O momento pede este tipo de reflexão, pois o atual governo federal, com sua recuperação simbólica e prática da ditadura militar, tem atacado as poucas medidas e instituições de direito à memória e verdade e de justiça de transição. A nova Comissão de Anistia tem indeferido todos os pedidos, salvo quando tem que cumprir determinação judicial. A Comissão Especial de Mortos e Desaparecidos (CEMDP) foi também atingida, tendo perdido sua presidenta, Eugênia Augusta Gonzaga, e mais três de seus membros, trocados por militares e integrantes do partido de Jair Bolsonaro, que havia enxovalhado a memória do desaparecido político Fernando Santa Cruz de Oliveira depois de a Comissão ter certificado que ele foi vítima da ditadura.

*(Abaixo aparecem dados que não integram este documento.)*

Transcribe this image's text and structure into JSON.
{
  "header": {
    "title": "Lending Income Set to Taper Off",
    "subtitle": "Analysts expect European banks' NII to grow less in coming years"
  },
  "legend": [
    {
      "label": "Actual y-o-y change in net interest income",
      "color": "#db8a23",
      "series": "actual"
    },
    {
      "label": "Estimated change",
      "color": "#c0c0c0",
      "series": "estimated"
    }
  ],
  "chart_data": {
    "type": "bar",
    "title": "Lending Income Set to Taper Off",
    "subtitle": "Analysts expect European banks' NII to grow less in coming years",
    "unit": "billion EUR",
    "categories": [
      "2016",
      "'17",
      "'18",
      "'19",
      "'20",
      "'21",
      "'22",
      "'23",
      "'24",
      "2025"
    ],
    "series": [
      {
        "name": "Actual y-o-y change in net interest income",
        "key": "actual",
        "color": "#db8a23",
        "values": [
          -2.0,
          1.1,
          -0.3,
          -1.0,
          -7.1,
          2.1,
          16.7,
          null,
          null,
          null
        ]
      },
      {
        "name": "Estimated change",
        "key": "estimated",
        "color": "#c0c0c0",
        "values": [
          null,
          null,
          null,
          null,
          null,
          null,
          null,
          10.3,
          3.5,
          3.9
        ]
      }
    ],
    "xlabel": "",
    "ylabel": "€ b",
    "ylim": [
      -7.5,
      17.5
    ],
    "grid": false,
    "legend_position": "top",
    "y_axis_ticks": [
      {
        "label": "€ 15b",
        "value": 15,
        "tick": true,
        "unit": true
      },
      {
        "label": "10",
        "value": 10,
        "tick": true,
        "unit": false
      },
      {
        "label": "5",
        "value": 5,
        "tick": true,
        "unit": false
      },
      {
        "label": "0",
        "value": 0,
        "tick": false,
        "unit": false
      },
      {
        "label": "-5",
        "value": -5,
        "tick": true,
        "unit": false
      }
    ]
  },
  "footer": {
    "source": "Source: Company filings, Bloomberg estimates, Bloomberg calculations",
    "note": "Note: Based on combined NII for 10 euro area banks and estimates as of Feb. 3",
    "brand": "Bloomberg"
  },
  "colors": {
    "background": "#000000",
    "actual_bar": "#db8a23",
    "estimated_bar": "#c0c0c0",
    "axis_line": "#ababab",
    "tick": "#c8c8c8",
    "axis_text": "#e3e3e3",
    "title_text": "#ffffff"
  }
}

Neste contexto, os crimes da ditadura continuam a manter sua atualidade, bem como sua impunidade, como chacinas, torturas, desaparecimentos forçados e o genocídio dos povos indígenas.

Com coordenação de Ana Maria Camargo (USP), Janaína Teles (IEA-USP), Edson Teles (Unifesp) e Pádua Fernandes (IPDMS), o Seminário surge como uma reação ao contexto de ataque frontal do Estado brasileiro às instituições democráticas, bem como à memória social.

Ele tratará da memória, do trauma e legado das ditaduras no Cone Sul e das disputas por essa memória na América Latina. No tocante ao Brasil, haverá um balanço dos 40 anos da Lei de Anistia e uma análise do conflito entre as decisões do Supremo Tribunal Federal (favoráveis aos agentes da repressão, condizentes com o histórico pró-tortura do Judiciário brasileiro) e as do Sistema Interamericano de Direitos Humanos, que vedam a autoanistia dos regimes autoritários, bem como a comparação com tribunais de outros Estados do Cone Sul.

Outras pendências da redemocratização serão abordadas, como os “não sujeitos da anistia”, os grupos sociais que não foram incluídos na lei de 1979; a Vala de Perus, local em São Paulo onde foram clandestinamente enterradas cerca de mil e quinhentas ossadas anônimas, entre elas as de desaparecidos políticos, cuja identificação ainda não terminou, e que talvez seja suspensa com a intervenção de Bolsonaro na CEMDP; os atuais ataques ao direito à memória e à verdade no Brasil.

No evento, haverá ainda uma mesa com homenagem a Inês Etienne Romeu, a única sobrevivente Casa da Morte de Petrópolis, que foi um dos centros de tortura e execução extrajudicial da ditadura, bem como uma exposição de fotos e documentos da época, escolhidos pela Equipe do Arquivo Público do Estado de São Paulo, por este autor e Joana Brasileiro.

Este Seminário, um exemplo de esforço conjunto de militantes, movimentos e da academia, procurará, portanto, entender a relação das graves violações de direito humano cometidas durante a ditadura militar com as continuidades autoritárias do presente, que hoje ameaçam a democracia e os movimentos sociais.

*Pádua Fernandes é doutor em Direito pela USP e membro do GT Direito, Memória e Justiça de Transição do Instituto de Pesquisa, Direitos e Movimentos Sociais (IPDMS).